I had my family- my husband, sons. I had my BAU family. I also saw a therapist. And I still wake up screaming in the middle of the night sometimes.
But Spencer… I don't see what he has. His relationship with his father is limited to Christmas cards. His mother keeps getting worse. My tentative question asking if he was seeing any therapist was answered with a clipped 'No.' And he doesn't talk to us, to me.
I still don't know what happened in that prison, what he faced when he was there. I don't know if his mind has been affected in any way from the whole experience. I don't know how he feels about teaching. He doesn't want to say. He doesn't talk, not about any of this. It makes me feel angry, and hurt.
And above all, I feel dread. I feel him pulling away. I remember him emotional when I went to see him at that prison, I remember him shaking as we stood holding each other when I went to get him out, his breath coming fast as if he'd run a race. I remember him talking about his horrifying experiences in the past, letting me in, trusting me as I tried to help. But lately he has been unwilling to do that, acting too cool, shutting himself out to some faraway space in his mind when I try to bring these subjects up.

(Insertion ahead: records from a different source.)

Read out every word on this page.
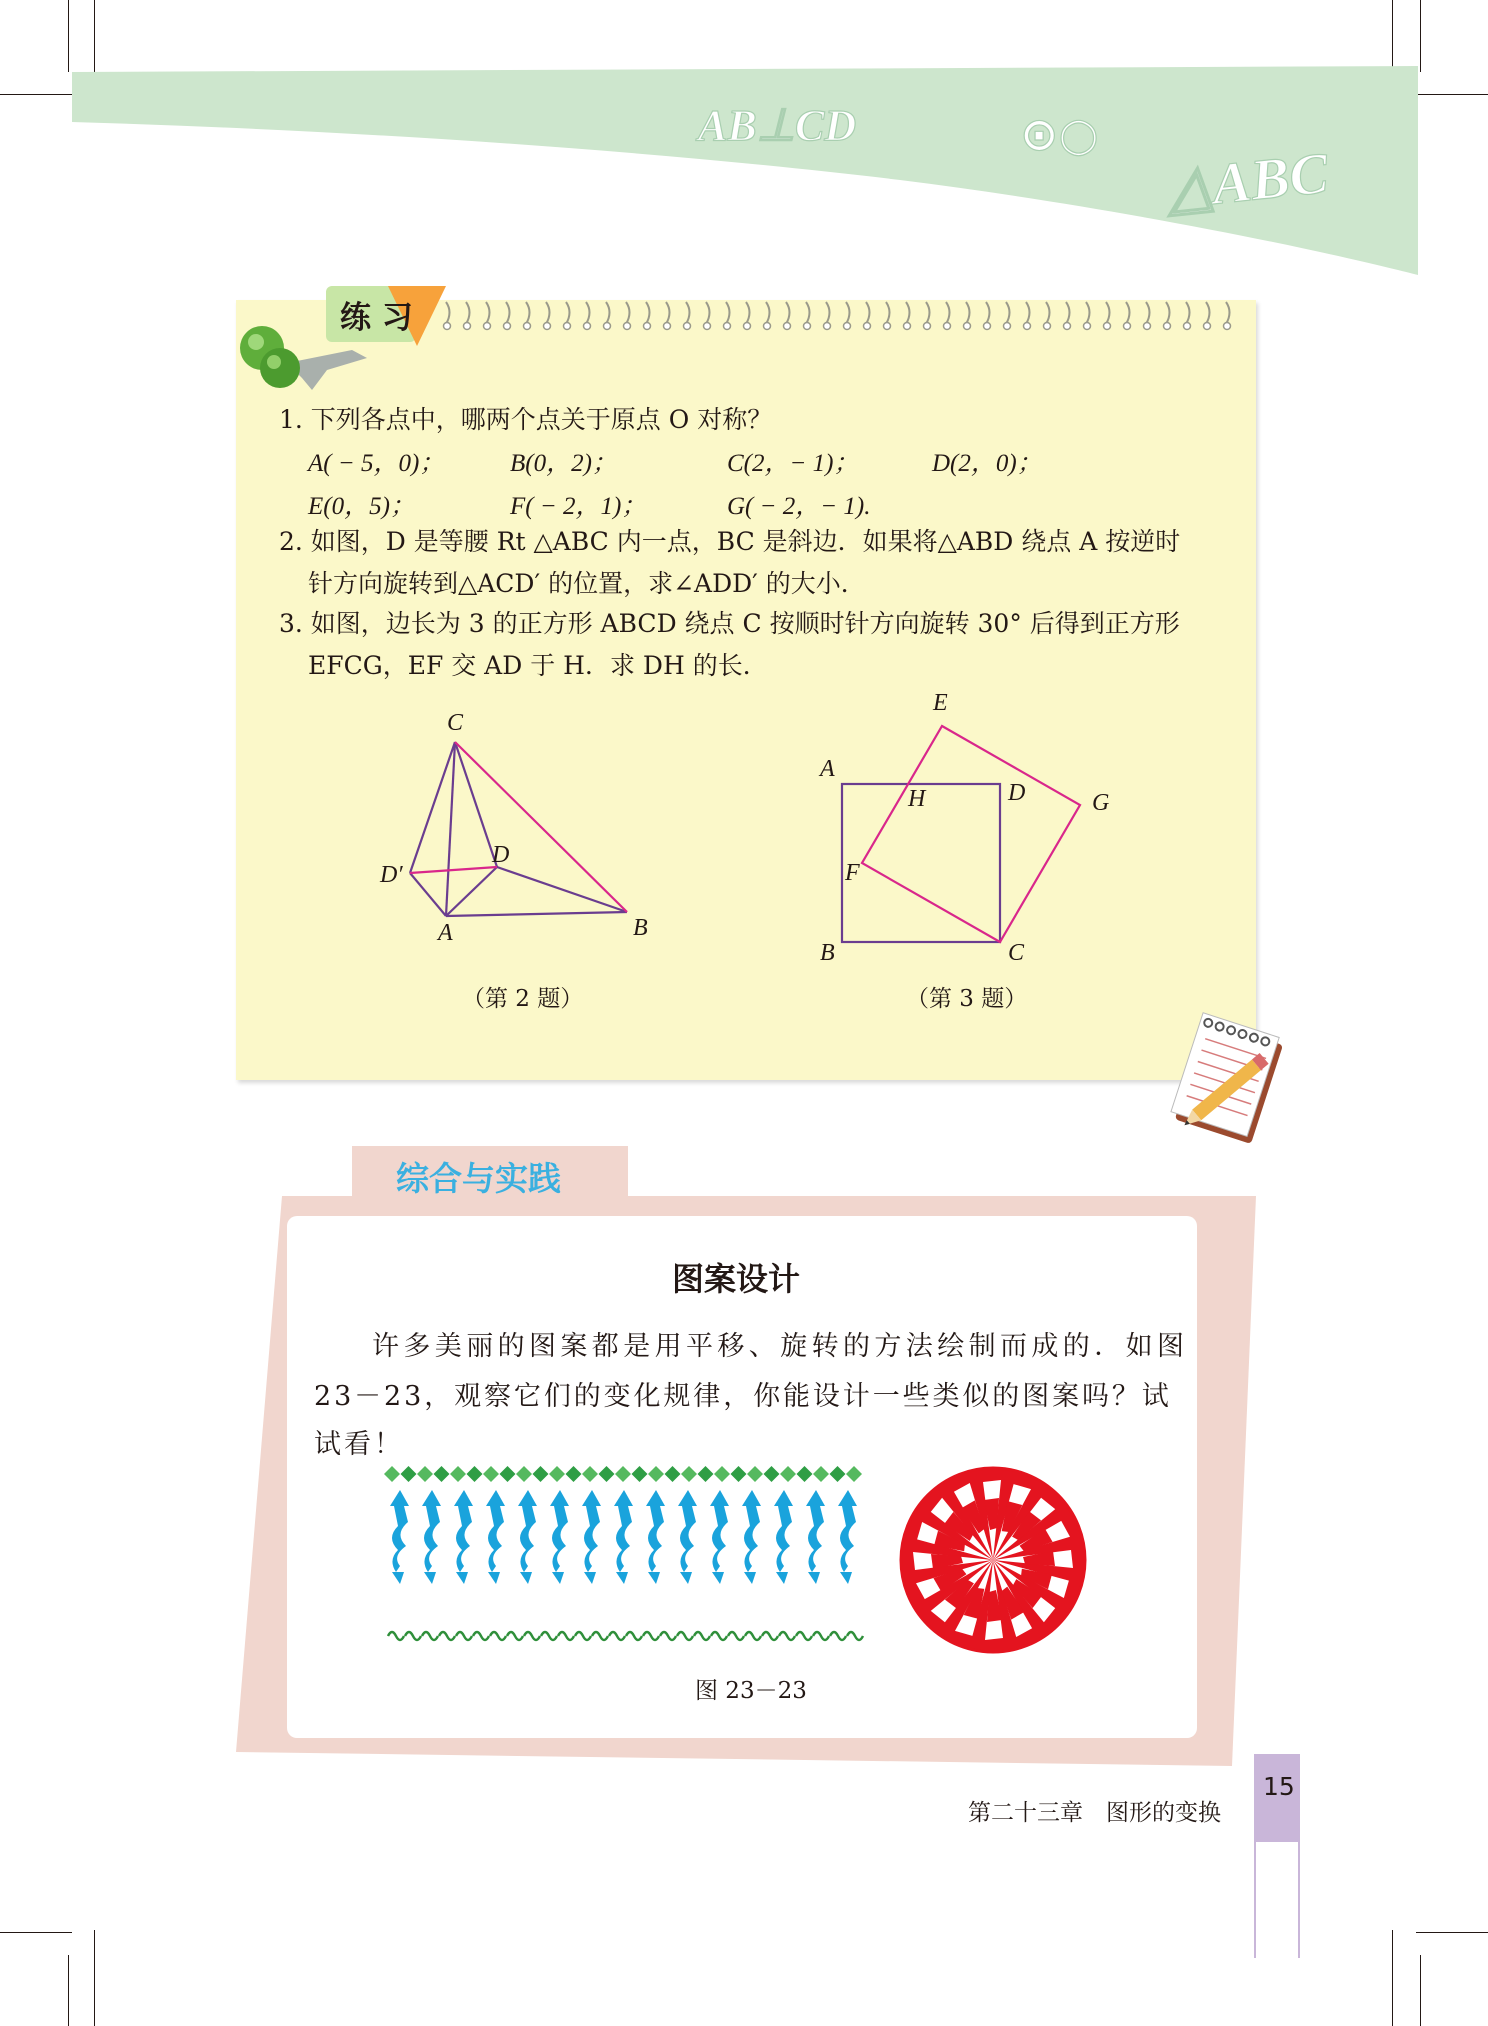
AB⊥CD	⊙○
△ABC
练 习
1. 下列各点中，哪两个点关于原点 O 对称？
A( − 5，0)；	B(0，2)；	C(2，− 1)；	D(2，0)；
E(0，5)；	F( − 2，1)；	G( − 2，− 1).
2. 如图，D 是等腰 Rt △ABC 内一点，BC 是斜边．如果将△ABD 绕点 A 按逆时
针方向旋转到△ACD′ 的位置，求∠ADD′ 的大小．
3. 如图，边长为 3 的正方形 ABCD 绕点 C 按顺时针方向旋转 30° 后得到正方形
EFCG，EF 交 AD 于 H．求 DH 的长．
C
D
D′
A	B
（第 2 题）
E
A
H	D	G
F
B	C
（第 3 题）
综合与实践
图案设计
许多美丽的图案都是用平移、旋转的方法绘制而成的．如图
23－23，观察它们的变化规律，你能设计一些类似的图案吗？试
试看！
图 23－23
第二十三章　图形的变换
15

He's hasn't rejoined fully yet, so he's spending time alone now more than ever. He has no friendly neighbors, no other friend in the city. He has even stopped coming to my place.
What if he's struggling, sinking, drowning on his own?
Would I know if he doesn't let me?
Would I realize if after one hit after another he learns to hide his wounds a little too well?
Yesterday, it hurt when I asked for his reassurance that I didn't have to worry about him and he wouldn't even look at me. But by last night, I felt a lot better. I felt I was making progress, he was putting the new walls down, letting me reach in. His hug felt so good, and only him pinning my arms to my side kept me from hugging him back as fiercely as I wanted to.
And then, this.
He's taken. He's about to be sacrificed, his throat cut and hyoid bone removed, and every second we're not there is another second closer he is to his death.
Emily thinks I'm sad. To be honest? I'm angry.
This is too much, too soon. His parents are as good as gone. He has lost the woman he had loved. He has been drugged. Framed. Jailed . Tortured. Isn't it enough?
How much more can a mind take before it shatters?
How much longer before he snaps or sinks so deep into himself he's not here anymore?
And he's not even letting me help.
It is not right. It is not fair. It fills me with frustration, desperation and fury.
So I promise to myself, right here and right now, that I am going to save him.
Save him from the cult, yes. But also save him from himself.
He can fool the world, he can even fool himself, but he can't fool me. He can't go on pretending that he is fine and unaffected and okay and all's gonna be all right.
Time heals wounds, but it also kills. You don't walk every path alone. I cannot lose him. I cannot let him go.
So I grit my teeth and vow to save him instead.